Your executor can be your spouse, domestic partner, sibling, adult child, or friend. They technically do not need to have any special training, however, the person you name as your executor should be responsible enough to navigate the legal, tax, and financial implications of your estate and ask for help from professionals like lawyers, accountants, and financial advisers when they feel overwhelmed.

Keep in mind that you can also name a professional as your executor. Financial institutions, accounting firms, notaries, and lawyers often provide this type of service for an hourly fee or a fee based on the value of your estate.

Executor Requirements

The law requires the person you choose as your executor to be:

  1. 18 years of age or older;
  2. In good mental health; and
  3. Not legally incapacitated.

State laws differ, and it's essential to recognize these variations. In Colorado, for instance, there's no prohibition against individuals with felony convictions serving as executors.

Nor does the state prohibit individuals who reside outside the state from acting as an executor.

Nonetheless, it's worth noting that in Colorado, a probate court can potentially disqualify a prospective executor if they are deemed unsuitable, following a formal hearing.

Responsibilities of an Executor or Personal Representative

How can you ensure that you are choosing the best person to be your executor or personal representative? You can start by first considering the legal and fiduciary nature of the position.

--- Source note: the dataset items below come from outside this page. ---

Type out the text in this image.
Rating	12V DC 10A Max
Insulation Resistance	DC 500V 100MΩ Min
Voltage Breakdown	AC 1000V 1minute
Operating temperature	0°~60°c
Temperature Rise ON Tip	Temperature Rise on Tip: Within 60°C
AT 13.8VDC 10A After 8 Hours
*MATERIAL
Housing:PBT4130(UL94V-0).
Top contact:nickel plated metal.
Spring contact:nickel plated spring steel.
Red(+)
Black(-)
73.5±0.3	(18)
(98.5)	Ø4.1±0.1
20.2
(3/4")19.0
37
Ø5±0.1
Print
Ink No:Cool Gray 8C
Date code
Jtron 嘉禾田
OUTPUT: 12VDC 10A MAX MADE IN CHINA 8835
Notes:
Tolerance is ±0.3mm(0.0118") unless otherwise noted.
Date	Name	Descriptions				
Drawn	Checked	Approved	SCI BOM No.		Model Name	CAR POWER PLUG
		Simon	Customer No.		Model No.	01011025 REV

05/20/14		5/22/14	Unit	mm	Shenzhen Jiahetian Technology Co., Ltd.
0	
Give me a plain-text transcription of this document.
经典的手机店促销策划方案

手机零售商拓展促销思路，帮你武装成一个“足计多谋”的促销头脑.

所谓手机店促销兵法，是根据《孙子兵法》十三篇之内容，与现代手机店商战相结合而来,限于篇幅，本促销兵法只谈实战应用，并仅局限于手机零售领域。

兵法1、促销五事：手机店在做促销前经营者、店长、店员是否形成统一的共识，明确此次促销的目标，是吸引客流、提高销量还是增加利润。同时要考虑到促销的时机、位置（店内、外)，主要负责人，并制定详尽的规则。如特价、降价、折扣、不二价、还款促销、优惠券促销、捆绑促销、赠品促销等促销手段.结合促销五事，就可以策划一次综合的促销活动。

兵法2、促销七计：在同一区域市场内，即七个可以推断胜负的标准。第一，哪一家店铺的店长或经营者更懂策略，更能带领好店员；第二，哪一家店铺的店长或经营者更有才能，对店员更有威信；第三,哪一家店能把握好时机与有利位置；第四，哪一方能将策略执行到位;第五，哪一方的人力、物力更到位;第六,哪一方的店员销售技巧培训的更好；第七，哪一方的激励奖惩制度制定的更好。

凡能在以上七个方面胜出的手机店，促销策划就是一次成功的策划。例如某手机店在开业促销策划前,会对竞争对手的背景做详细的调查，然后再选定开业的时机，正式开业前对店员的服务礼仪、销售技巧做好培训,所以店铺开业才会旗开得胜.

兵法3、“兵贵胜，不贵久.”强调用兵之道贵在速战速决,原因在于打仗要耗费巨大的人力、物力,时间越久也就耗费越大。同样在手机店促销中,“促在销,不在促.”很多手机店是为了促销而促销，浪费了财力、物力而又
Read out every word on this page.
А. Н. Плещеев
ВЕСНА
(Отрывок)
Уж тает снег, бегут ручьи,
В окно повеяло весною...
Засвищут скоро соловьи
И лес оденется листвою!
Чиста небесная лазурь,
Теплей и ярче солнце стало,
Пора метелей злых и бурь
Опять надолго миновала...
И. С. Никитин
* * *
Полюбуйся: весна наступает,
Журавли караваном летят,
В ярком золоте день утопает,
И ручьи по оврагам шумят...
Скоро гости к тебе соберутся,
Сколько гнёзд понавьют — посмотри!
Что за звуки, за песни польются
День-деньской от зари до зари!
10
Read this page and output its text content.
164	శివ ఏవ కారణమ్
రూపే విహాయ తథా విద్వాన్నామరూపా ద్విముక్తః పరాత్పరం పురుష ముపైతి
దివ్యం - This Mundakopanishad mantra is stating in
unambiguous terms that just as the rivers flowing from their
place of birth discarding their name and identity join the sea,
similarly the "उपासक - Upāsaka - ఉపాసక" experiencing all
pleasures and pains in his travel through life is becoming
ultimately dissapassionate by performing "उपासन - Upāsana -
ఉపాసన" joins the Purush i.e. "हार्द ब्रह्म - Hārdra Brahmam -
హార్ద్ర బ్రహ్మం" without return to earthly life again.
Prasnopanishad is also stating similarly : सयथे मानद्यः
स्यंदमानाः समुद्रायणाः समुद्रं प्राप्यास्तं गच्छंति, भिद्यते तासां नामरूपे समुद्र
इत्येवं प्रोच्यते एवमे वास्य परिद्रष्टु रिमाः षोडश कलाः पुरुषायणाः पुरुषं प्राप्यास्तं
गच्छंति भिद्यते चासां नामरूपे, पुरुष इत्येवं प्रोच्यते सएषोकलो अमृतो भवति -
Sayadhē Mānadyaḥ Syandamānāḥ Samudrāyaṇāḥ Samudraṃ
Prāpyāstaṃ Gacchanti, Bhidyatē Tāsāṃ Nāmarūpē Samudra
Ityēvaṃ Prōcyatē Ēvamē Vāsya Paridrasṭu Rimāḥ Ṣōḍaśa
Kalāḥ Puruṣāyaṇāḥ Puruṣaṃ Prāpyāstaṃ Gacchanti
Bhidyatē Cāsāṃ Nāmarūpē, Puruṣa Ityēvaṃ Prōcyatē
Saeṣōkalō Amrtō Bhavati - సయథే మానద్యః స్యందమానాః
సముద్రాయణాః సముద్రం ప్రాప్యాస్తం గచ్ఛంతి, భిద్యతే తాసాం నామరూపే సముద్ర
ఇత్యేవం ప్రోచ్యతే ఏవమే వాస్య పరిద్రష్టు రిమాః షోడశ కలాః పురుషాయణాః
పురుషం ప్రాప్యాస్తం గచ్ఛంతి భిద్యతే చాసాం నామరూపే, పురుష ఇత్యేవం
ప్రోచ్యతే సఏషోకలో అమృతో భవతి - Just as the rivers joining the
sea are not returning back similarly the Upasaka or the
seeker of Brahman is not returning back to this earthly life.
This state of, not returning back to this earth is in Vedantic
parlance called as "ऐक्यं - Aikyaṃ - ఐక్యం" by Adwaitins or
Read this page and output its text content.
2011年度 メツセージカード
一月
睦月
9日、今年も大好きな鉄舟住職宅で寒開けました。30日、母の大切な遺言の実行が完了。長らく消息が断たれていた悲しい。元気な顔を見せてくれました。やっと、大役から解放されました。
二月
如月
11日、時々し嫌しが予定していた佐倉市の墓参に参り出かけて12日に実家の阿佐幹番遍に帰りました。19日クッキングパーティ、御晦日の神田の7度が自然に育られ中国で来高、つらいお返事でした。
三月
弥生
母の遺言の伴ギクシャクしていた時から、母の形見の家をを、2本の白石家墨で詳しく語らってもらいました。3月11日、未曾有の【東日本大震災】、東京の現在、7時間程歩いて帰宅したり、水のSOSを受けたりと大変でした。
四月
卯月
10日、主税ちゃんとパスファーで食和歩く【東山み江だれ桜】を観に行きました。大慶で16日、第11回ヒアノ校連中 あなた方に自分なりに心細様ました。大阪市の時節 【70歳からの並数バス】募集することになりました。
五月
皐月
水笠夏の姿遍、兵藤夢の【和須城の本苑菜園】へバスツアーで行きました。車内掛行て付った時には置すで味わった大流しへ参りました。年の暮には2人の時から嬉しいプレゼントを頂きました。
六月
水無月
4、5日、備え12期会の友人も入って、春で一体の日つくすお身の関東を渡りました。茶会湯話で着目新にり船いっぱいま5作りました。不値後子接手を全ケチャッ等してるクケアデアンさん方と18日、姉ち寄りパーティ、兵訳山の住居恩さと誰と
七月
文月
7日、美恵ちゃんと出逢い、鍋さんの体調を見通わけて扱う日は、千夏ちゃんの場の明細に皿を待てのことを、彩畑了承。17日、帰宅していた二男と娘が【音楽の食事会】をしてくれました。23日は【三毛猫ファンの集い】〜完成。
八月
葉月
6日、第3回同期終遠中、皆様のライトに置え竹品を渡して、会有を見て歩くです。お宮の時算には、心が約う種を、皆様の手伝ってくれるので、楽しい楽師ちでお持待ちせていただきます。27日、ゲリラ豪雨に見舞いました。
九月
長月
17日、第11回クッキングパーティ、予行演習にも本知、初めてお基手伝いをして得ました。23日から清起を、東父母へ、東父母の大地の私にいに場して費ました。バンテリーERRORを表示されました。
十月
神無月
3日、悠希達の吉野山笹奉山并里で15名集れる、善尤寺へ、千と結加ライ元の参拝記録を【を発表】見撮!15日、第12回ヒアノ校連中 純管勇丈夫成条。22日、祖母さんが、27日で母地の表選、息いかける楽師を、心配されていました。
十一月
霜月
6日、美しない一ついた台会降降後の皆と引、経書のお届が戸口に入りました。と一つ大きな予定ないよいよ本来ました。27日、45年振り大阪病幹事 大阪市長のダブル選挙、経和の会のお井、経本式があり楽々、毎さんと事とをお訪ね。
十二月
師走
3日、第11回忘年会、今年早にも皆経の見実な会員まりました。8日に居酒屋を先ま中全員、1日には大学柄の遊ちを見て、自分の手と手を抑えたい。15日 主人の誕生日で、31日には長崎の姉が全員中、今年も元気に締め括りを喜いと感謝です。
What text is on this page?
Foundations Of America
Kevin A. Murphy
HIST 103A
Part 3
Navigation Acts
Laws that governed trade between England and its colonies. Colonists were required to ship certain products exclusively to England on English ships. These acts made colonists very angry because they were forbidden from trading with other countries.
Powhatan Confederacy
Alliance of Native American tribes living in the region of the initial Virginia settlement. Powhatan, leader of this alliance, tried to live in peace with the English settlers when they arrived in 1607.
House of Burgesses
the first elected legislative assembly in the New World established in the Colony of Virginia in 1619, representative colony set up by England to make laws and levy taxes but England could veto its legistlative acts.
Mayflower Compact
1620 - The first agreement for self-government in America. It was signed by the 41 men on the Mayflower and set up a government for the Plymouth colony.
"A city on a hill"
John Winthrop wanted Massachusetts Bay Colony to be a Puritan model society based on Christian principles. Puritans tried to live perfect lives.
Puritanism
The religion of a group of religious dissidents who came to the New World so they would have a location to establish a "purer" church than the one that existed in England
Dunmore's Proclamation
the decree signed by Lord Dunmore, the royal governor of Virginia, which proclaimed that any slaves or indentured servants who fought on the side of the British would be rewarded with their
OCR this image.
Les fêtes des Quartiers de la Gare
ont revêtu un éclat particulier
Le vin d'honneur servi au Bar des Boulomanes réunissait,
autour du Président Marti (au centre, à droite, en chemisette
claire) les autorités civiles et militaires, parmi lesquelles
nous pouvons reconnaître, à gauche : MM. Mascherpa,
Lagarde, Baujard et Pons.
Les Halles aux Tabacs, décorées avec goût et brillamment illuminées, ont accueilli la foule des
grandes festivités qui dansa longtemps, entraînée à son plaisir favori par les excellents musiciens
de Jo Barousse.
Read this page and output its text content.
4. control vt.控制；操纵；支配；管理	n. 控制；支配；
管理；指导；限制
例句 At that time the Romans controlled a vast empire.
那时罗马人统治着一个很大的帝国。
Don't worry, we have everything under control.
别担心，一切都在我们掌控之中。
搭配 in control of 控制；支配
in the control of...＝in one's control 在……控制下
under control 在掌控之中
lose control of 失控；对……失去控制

In general, an executor is a fiduciary meaning that they must act in the best interest of your estate and its beneficiaries. As a fiduciary, your executor's duties will include:

  • Gathering the assets of the estate
  • Filing tax returns
  • Paying the estate's taxes and other debts
  • Settling business interests
  • Filing with the probate court if necessary
  • Distributing your assets to the intended beneficiaries

Be aware that your executor will also be required to sign court filings and other important documents throughout the probate process, which can last from a couple of months to a couple of years.

Therefore, you should consider choosing someone who is:

  • Responsible;
  • Trustworthy;
  • Comfortable working with professionals, such as lawyers and accountants; and
  • Not a procrastinator.

Other Considerations

Here are some other considerations to keep in mind when deciding upon an executor for your estate:

  • The person you choose should be someone you can trust to be honest and impartial. Your executor may have to mediate conflicts and must never give priority to his or her own interests or the interests of a particular beneficiary.
  • The location might make a big difference as well. An executor who lives far away from the probate court may encounter difficulties in performing the various duties that will be required of them.
  • Be aware that the person you choose as your executor may decline this responsibility. Therefore, you should name a second person to take on this responsibility if your first choice declines or is otherwise unable to act as your executor.
  • Finally, keep in mind that a regular review of your will is recommended to ensure that your choice of executor keeps up with changes in your estate and relationships.

Estate Plan

Selecting the right executor for your estate is a critical decision with far-reaching implications. It is important to choose someone trustworthy, responsible, and capable of collaborating with legal and financial professionals. A qualified and experienced estate planning attorney can offer you valuable guidance when writing your will, selecting an executor, and reviewing your will to ensure that your choice of executor is still the right choice.